Set aside some time to interact with the sales team of every software company you are considering. Join a webinar, hop on a phone call, or sign up for a product demo and use it as an opportunity to ask questions about the software and get a feel for how their organization operates.

Believe it or not, interacting with the sales team will actually improve your chances of making the right choice.

If you work with a helpful salesperson, they’ll provide all the information you need to evaluate the software and make the right decision. If you work with an overly pushy or incompetent salesperson, you might just want to look elsewhere because it’s a bad indication for the company overall.

Ask Lots of Questions

It is imperative to ask questions during the sales process and identify potential red flags or limitations which are deal breakers. Here are some good questions to ask during your interactions with the sales teams:

  • How often do you perform maintenance or have scheduled downtime?
  • What security measures are in place to protect data?
  • What are the pricing terms?
  • Will pricing scale up with higher usage?
  • What is the cancellation and refund policy?
  • Are there fees for implementation or additional services?
  • If I cancel, what happens to my data and how will I get it out?
  • What types of support do you offer? (e.g. phone, chat, email)
  • What is your average response time for support?
  • Do you offer advanced training or certification programs?
  • Will I have a dedicated account manager or is it self-service?
  • What integrations with other software do you offer?
  • What is the strategy for integrations in the future?
  • What does the product roadmap look like for the next few years?

Phase 3: Make Your Decision

Once you’ve gone through some demos, trialed some products, and interacted with the sales teams, you should have a pretty good sense of which products will meet your needs.

Naturally, you will have narrowed down your list to just a few options. The final step is to make your decision and buy the software you think will fit best.

Prioritize Your Goals

Inevitably, no software will have 100% of the features you wanted. Most programs will be strong in certain areas, but weaker in other areas.

You just have to accept the fact that there is no perfect software solution. It will always require making a few concessions and implementing some workarounds.

So the important thing to focus on is prioritizing your goals, and finding the software that matches up with your highest priority goals the best.

Don’t Cheap Out on Cost

A common mistake that people make is just going with the cheapest option to save money. This is almost always a bad idea.

When it comes to software, the saying “you get what you pay for” certainly rings true. There is usually a very good reason why a certain software product is cheaper than others, and it’s not because the company is just being charitable.

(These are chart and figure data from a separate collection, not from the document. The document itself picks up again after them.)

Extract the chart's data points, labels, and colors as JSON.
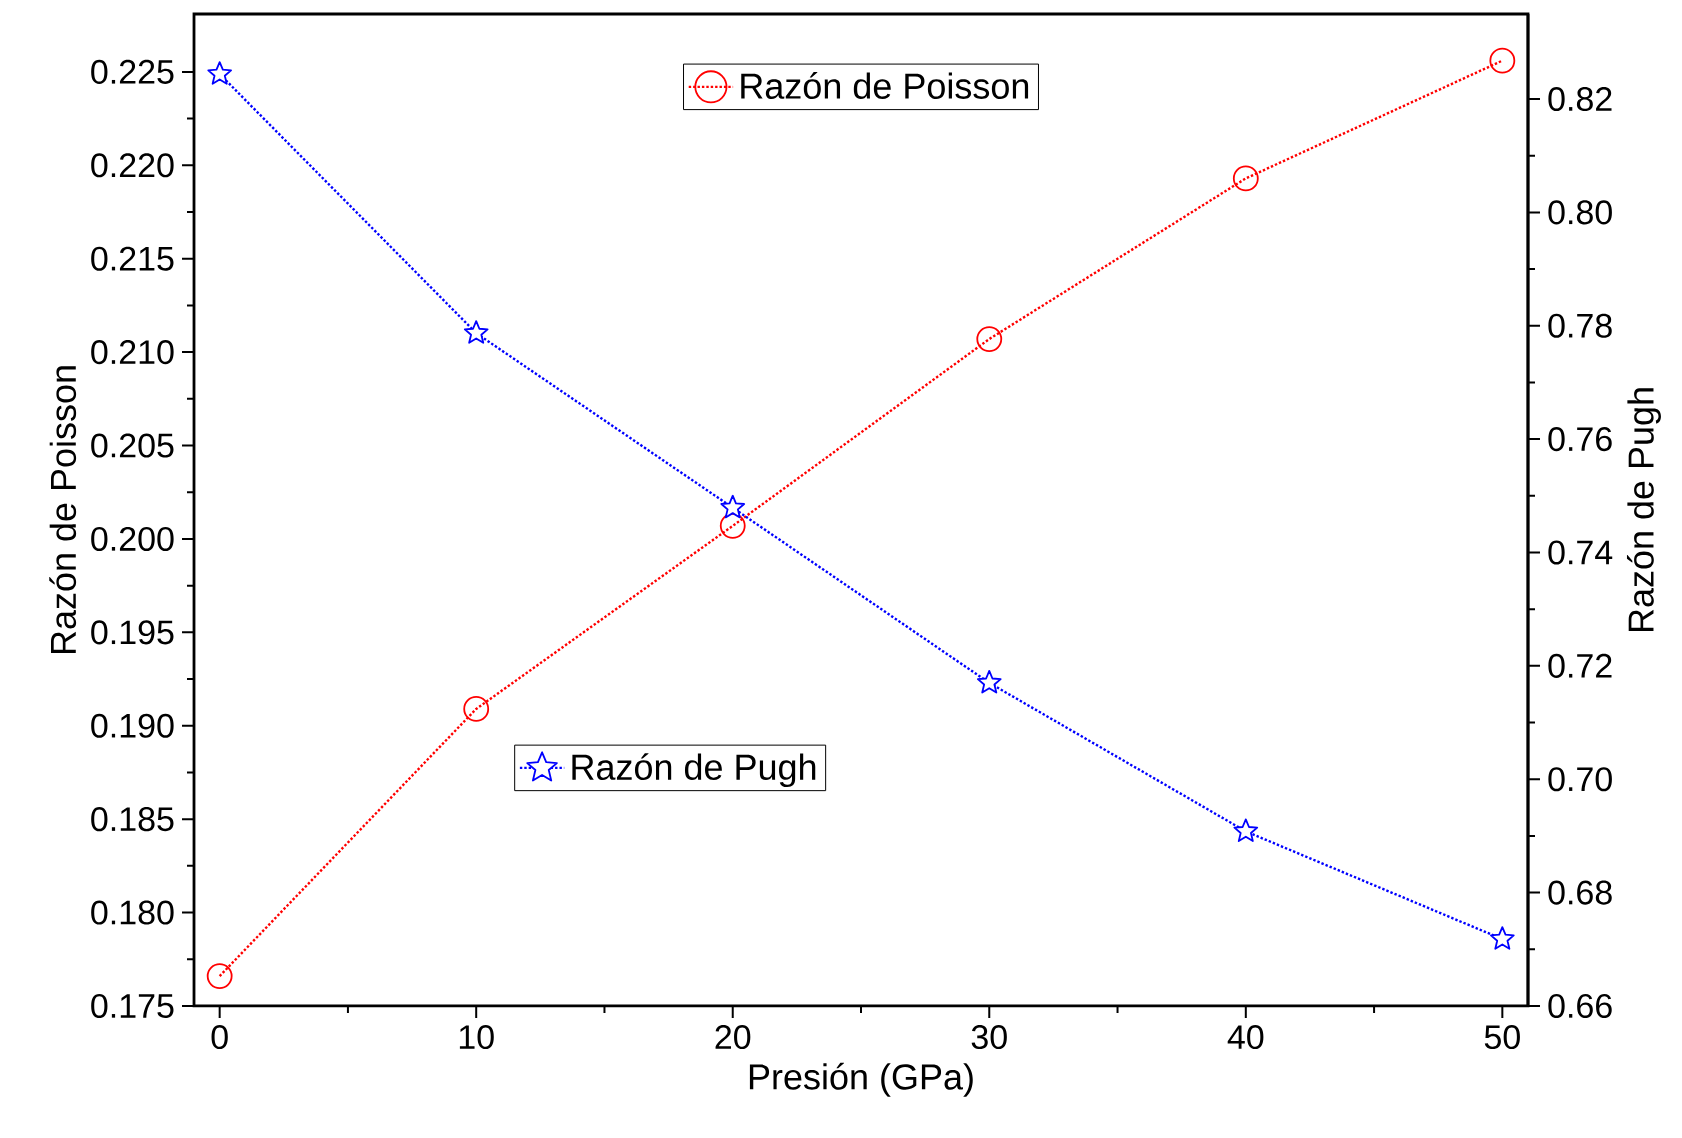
{
  "chart_data": {
    "type": "line",
    "xlabel": "Presión (GPa)",
    "ylabel": "Razón de Poisson",
    "y2label": "Razón de Pugh",
    "x": [
      0,
      10,
      20,
      30,
      40,
      50
    ],
    "series": [
      {
        "name": "Razón de Poisson",
        "color": "#ff0000",
        "marker": "circle",
        "values": [
          0.1766,
          0.1909,
          0.2007,
          0.2107,
          0.2193,
          0.2256
        ]
      },
      {
        "name": "Razón de Pugh",
        "color": "#0000ff",
        "marker": "star",
        "axis": "y2",
        "values": [
          0.8244,
          0.7787,
          0.7479,
          0.717,
          0.6908,
          0.6718
        ]
      }
    ],
    "xlim": [
      -1,
      51
    ],
    "xticks": [
      0,
      10,
      20,
      30,
      40,
      50
    ],
    "ylim": [
      0.175,
      0.2281
    ],
    "yticks": [
      0.175,
      {
        "value": 0.18,
        "label": "0.180"
      },
      0.185,
      {
        "value": 0.19,
        "label": "0.190"
      },
      0.195,
      {
        "value": 0.2,
        "label": "0.200"
      },
      0.205,
      {
        "value": 0.21,
        "label": "0.210"
      },
      0.215,
      {
        "value": 0.22,
        "label": "0.220"
      },
      0.225
    ],
    "y2lim": [
      0.66,
      0.835
    ],
    "y2ticks": [
      0.66,
      0.68,
      {
        "value": 0.7,
        "label": "0.70"
      },
      0.72,
      0.74,
      0.76,
      0.78,
      {
        "value": 0.8,
        "label": "0.80"
      },
      0.82
    ],
    "line_style": "dotted",
    "legend": "top",
    "grid": false
  }
}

Lawyers tend to focus only on the dollar amounts, as if every dollar spent on software is just another dollar missing from their paychecks. In reality, in today’s technology driven world, software should be looked at as an investment, not an expense.

If you pick the right software solution for your needs and you implement it correctly, the software will pay for itself many times over.

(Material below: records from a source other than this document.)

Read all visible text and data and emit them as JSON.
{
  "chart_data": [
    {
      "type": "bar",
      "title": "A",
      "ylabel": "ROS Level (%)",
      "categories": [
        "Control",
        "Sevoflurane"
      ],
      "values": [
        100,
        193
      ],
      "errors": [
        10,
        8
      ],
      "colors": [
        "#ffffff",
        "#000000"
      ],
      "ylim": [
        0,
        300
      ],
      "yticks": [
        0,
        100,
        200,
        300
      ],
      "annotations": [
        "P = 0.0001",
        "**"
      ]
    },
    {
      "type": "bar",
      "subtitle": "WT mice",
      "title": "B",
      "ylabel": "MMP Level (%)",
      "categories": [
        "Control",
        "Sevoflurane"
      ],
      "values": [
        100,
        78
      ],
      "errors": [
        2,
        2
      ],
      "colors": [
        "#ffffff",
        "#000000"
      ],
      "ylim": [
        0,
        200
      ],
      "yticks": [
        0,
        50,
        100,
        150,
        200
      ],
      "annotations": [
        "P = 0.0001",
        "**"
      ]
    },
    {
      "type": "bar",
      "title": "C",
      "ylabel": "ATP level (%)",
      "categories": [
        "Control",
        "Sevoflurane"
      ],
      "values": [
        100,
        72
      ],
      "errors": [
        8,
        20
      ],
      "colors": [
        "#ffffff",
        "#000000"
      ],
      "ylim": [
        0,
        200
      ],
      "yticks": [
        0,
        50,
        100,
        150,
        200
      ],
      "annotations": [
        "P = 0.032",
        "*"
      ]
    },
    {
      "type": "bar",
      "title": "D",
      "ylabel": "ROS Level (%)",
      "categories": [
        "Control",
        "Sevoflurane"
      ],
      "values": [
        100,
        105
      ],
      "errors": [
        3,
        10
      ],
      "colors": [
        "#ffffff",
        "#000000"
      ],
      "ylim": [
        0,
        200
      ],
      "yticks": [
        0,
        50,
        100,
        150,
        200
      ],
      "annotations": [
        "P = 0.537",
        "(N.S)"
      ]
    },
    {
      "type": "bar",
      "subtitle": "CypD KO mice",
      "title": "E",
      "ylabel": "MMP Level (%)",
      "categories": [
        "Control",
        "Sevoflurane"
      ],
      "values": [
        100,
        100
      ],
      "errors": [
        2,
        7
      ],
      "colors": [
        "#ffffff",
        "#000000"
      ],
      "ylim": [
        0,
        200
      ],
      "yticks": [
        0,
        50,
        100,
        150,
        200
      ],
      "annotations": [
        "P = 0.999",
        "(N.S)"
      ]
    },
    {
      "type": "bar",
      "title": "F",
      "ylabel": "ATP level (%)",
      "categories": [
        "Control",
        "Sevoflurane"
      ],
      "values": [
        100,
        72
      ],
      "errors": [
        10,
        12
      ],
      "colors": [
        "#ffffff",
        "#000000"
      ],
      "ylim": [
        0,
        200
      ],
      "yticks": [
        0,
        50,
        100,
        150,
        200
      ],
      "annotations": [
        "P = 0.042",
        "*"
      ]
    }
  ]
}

You’ll save time, work more efficiently, be more organized, and your entire firm will be more productive and capable of taking on more work while expending less resources in the process. You might even capture revenue you would have otherwise lost.

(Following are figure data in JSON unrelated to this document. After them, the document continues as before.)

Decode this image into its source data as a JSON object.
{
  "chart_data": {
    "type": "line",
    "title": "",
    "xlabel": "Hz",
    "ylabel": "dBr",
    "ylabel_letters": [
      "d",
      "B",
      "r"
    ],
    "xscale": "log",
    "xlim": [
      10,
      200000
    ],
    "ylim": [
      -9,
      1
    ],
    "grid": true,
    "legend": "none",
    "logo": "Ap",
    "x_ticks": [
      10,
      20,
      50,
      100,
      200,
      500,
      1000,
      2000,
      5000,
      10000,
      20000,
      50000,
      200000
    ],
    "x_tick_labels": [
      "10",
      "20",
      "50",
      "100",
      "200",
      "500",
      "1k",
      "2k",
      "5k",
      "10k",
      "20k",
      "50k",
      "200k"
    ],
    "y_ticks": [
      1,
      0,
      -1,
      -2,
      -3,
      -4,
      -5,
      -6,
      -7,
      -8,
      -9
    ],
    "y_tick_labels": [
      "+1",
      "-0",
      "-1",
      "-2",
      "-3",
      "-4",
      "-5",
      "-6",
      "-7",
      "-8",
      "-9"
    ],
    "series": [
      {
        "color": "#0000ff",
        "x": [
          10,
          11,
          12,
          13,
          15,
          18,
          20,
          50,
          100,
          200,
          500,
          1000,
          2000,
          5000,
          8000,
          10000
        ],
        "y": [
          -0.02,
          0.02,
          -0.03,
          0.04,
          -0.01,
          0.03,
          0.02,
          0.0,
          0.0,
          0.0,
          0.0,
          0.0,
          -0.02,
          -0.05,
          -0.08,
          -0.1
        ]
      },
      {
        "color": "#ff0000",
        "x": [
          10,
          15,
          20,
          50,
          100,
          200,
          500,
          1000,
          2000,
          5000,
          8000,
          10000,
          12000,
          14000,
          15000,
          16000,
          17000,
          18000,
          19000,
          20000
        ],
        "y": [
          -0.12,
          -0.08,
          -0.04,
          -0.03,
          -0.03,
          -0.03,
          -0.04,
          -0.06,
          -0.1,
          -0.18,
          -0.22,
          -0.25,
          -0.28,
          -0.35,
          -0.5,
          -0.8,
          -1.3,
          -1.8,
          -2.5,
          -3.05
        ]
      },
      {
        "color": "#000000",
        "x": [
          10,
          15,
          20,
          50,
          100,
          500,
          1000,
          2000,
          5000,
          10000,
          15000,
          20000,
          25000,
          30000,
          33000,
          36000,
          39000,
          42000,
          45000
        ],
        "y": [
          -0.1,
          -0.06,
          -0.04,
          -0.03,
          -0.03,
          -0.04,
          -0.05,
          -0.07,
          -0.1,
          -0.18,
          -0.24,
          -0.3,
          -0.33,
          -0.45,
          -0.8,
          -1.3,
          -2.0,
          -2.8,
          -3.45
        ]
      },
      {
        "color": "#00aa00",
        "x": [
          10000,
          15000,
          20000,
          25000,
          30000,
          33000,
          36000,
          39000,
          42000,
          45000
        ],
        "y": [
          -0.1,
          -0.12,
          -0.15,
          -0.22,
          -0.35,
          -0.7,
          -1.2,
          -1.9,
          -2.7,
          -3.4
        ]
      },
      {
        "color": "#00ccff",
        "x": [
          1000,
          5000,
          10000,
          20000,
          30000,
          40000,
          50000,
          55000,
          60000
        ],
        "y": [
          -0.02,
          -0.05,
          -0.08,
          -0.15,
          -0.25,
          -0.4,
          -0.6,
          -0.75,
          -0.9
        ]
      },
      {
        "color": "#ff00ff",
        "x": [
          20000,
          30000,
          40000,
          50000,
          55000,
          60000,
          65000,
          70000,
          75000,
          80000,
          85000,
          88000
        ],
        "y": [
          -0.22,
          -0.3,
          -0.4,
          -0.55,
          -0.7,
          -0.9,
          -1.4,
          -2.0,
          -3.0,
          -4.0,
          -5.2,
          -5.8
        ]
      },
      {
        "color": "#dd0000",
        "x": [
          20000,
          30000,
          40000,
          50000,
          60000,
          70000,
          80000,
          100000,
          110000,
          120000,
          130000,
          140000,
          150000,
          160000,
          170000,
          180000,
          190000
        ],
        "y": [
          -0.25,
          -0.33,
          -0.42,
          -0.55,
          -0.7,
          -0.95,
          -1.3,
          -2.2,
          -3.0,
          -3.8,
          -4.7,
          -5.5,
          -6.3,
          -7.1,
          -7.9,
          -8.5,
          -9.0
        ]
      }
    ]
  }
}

For example, consider a product like Lexicata, which helps law firms track, follow up with, and intake potential clients. If you were to acquire even a single client by using our software that would have otherwise slipped through the cracks or hired another attorney, the software would easily pay for itself for several years.


That wraps up our simple, 3-step software buying guide for law firms. We hope you find these tips on how to buy the right software for your law practice useful.

Just remember that software is not a magic bullet and it won’t fix an already broken process. You must first define your business processes and hone in on the problems and pain points which software might solve.

That way, when you do go out and look for software solutions, you’ll know exactly what features to look for and why.